I don’t suggest that we turn away from the circumstances of death—the opposite of pornography is a prudish sterility that’s equally awful. But if George Clooney died of prostate cancer, would we take the occasion to make it a reflection on the type of roles he chose? It is one thing to learn to gaze without flinching at the cause of a man’s death, another entirely to treat his illness as a mere foible of his eccentric genius. Hoffman had a family. They knew, or they did not know, the extent and late stage of his disease, but what consolation is it to them, or to anyone who knew him, for a stranger to offer his sickness as a slick metaphor for his professional artistry, a cheap window-dressing on his soul?

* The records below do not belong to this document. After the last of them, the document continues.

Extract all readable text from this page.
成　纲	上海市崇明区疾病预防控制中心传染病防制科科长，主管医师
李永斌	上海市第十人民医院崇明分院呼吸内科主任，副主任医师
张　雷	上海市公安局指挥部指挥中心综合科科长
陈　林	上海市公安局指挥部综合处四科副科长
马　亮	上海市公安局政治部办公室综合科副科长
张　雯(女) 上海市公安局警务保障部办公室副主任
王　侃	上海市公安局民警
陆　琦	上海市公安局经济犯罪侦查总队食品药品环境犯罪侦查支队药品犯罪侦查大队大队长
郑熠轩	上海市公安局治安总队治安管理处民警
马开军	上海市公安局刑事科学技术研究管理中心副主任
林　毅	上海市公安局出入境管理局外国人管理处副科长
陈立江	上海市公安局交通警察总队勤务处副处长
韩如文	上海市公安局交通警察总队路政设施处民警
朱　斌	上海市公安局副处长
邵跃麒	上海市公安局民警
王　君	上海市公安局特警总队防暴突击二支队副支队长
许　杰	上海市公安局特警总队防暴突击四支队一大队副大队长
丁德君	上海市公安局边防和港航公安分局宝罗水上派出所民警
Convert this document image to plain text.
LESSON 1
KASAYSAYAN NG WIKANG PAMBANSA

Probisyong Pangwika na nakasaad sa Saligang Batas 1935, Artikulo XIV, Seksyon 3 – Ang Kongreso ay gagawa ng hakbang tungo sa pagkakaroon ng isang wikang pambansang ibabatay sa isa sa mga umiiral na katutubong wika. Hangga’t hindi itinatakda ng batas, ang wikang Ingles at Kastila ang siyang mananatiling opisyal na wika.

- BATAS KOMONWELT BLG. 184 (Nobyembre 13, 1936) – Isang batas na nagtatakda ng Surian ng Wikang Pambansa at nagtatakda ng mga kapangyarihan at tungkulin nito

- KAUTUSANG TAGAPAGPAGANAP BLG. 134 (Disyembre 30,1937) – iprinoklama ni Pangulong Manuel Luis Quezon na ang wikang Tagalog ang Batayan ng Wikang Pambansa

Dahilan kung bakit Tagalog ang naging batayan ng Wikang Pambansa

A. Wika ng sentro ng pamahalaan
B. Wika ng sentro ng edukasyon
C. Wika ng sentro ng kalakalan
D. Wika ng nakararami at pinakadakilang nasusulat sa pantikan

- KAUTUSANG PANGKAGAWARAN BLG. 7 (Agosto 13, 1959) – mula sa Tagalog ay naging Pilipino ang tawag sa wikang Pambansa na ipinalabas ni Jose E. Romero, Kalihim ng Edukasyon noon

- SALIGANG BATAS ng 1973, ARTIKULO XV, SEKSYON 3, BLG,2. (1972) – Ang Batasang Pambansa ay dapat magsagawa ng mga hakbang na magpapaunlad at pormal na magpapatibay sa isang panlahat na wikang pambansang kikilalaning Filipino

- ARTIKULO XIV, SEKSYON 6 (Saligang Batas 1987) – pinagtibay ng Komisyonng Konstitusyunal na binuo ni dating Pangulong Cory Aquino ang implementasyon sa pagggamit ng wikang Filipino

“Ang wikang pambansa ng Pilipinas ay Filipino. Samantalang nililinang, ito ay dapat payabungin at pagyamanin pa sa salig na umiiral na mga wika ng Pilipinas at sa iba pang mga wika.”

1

An actor’s art is doubtlessly informed by his person and his inner being, and Hoffman doubtlessly drew on his own sense and memory of darkness in performing it, but he was a great actor not because of his addiction, but in spite of it, and he did not die because he was a genius, but because he was a man—all of us have our end, but none of us deserves it.
Some writers are using Phillip Seymour Hoffman’s death as an opportunity to attack the disease model and getting a lot of support from treatment critics.
Why would they pick an argument about the disease model and question the existence of loss of control after a man with everything to live for used heroin to his death despite efforts to stop?
I’ve addressed the matter in previous posts. Here are some highlights.
These objections seem to come down to philosophical questions about the role of free will. In a previous post I linked to a Points post that set up the issue nicely:
Although addiction may be defined and operationalized in a number of different ways, the heart and core of the concept lies in its implication of the loss of the ability to choose – that is, the loss of free will. Hence, and logically, the concept of addiction also implies the actual existence of free will. And there lies the rub.
The addiction concept repackages one of the Big Questions – free will and determinism – into a new and seemingly more manageable form. But should we be entirely comfortable with the tacit implication that ordinary, non-addictive conduct is freely willed?
Of course, this assumption underlies much of our day-to-day lives. We show up at work late and we are responsible for the choices we made that caused our lateness. Our legal system relies on the same assumption as well. It assumes people freely do what they do and must take responsibility for their actions.
It seems to me that most of the brain disease resistance I encounter can be boiled down to protecting the universal existence of free will. People feel compelled to protect this for good reason, our social interactions and institutions depend on it.
Another post addressed the apparent incompatibility between free will and determinism by suggesting that we conceptualize them improperly and offered a helpful metaphor:
If a machine has two controllers (one controller representing deterministic factors and the other representing free will), does that mean that only one controller works? Or, is it possible that they both are capable of controlling the machine?
If that is possible, is it also possible that various factors diminish and/or enhance the functioning of each controller?
Another post likened free will to a psychological energy that may be depleted or restored at various intervals.